Woodhull Medical Center in Bedford-Stuyvesant, Brooklyn, which operated on emergency generators for hours after a local power loss on Friday, was evacuating all patients and staff members on Saturday so the power company could make repairs, according to a statement.
“We are prepared to activate a full evacuation plan,” Gregory J. Calliste, the hospital’s chief executive, said.
The swim portion of the New York City Triathlon, scheduled for Sunday, was canceled because of “water quality concerns in the Hudson River” caused by the rainfall, according to the event’s website. It was replaced with a second leg of running.
The amount of rain that fell on New York City and the surrounding region was comparable to that of Hurricane Ida in 2021, which killed at least 46 people in New York, New Jersey, Connecticut and Pennsylvania, Ms. Hochul said at the news conference, adding that the absence of hurricane-level winds this time was “a blessing.”
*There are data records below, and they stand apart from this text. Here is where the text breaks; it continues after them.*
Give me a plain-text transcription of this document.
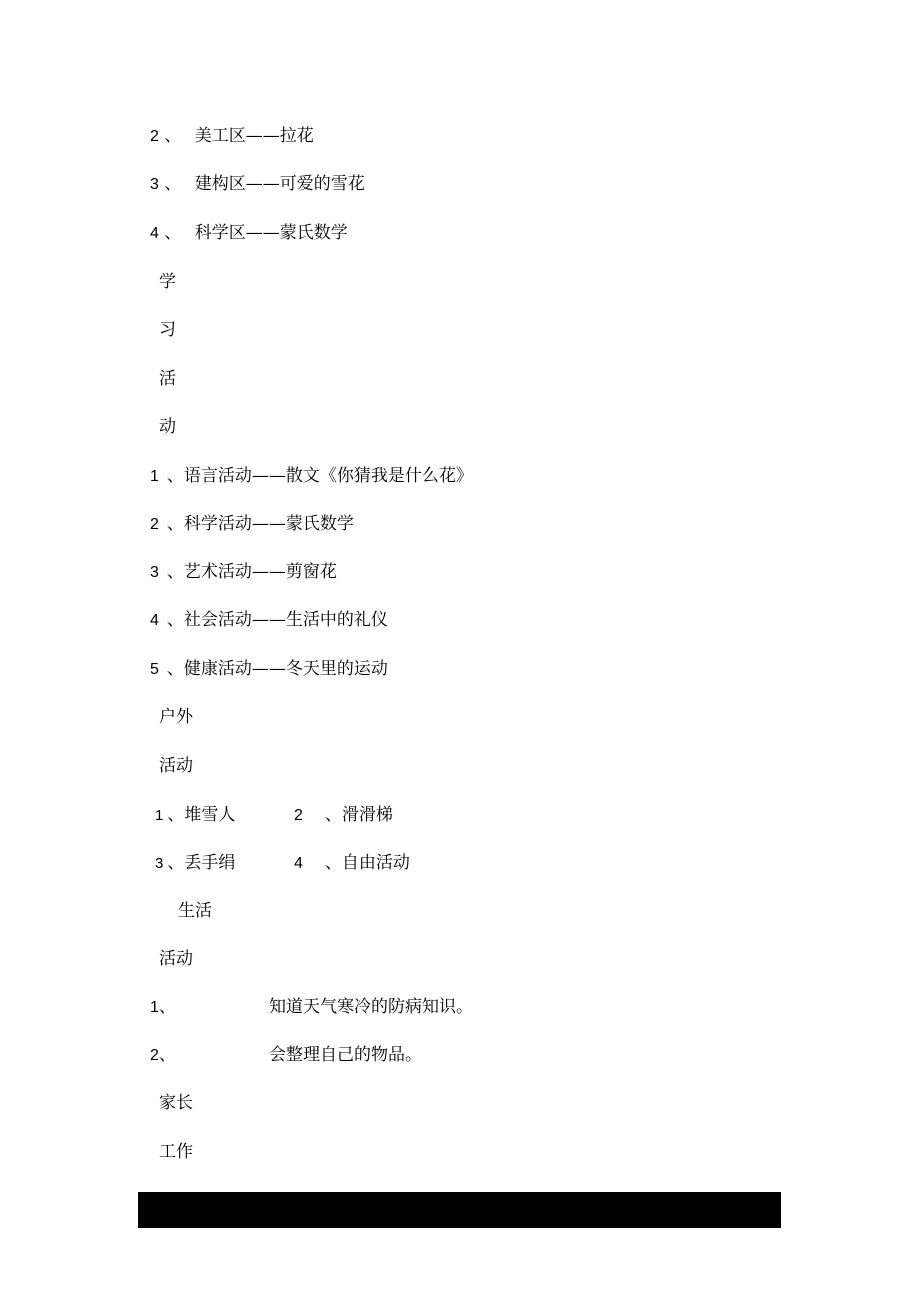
2 、 美工区——拉花
3 、 建构区——可爱的雪花
4 、 科学区——蒙氏数学
学
习
活
动
1 、语言活动——散文《你猜我是什么花》
2 、科学活动——蒙氏数学
3 、艺术活动——剪窗花
4 、社会活动——生活中的礼仪
5 、健康活动——冬天里的运动
户外
活动
1 、堆雪人	2 、滑滑梯
3 、丢手绢	4 、自由活动
生活
活动
1、	知道天气寒冷的防病知识。
2、	会整理自己的物品。
家长
工作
John Murray, a meteorologist at the Weather Service, said that rain showers were expected to linger in the region until Saturday evening, but that they would be “nowhere to the level of the intensity we saw yesterday.”
In one Brooklyn neighborhood that has experienced flash flooding with increasing frequency, the end of one storm meant it was time to start preparing for the next one.
Julian Chavez lives in a ground-floor apartment at Fourth Avenue and Carroll Street in Gowanus. He and Joann Amitrano, who lives on the third floor of a nearby building that she owns, reinforce their doors throughout the year with boards and extra-strong duct tape. When heavy rain is on the way, they exchange updates on the forecast in a group chat with other neighbors. If it looks like a storm will be particularly bad, they suit up to clear drains of trash and gather materials to soak up the water that will inevitably seep into their homes.
Mr. Chavez said his apartment flooded with about two inches of water on Friday. Outside, overturned trash cans floated next to cars that sat in water at least as high as their bumpers. Videos showed water rushing into an open manhole in the street, swirling into a whirlpool.
Ms. Amitrano, who was born in the neighborhood and moved back in 2001, said she had stepped up her preparations in recent years as storms became more intense. “You don’t expect this in Brooklyn,” she said.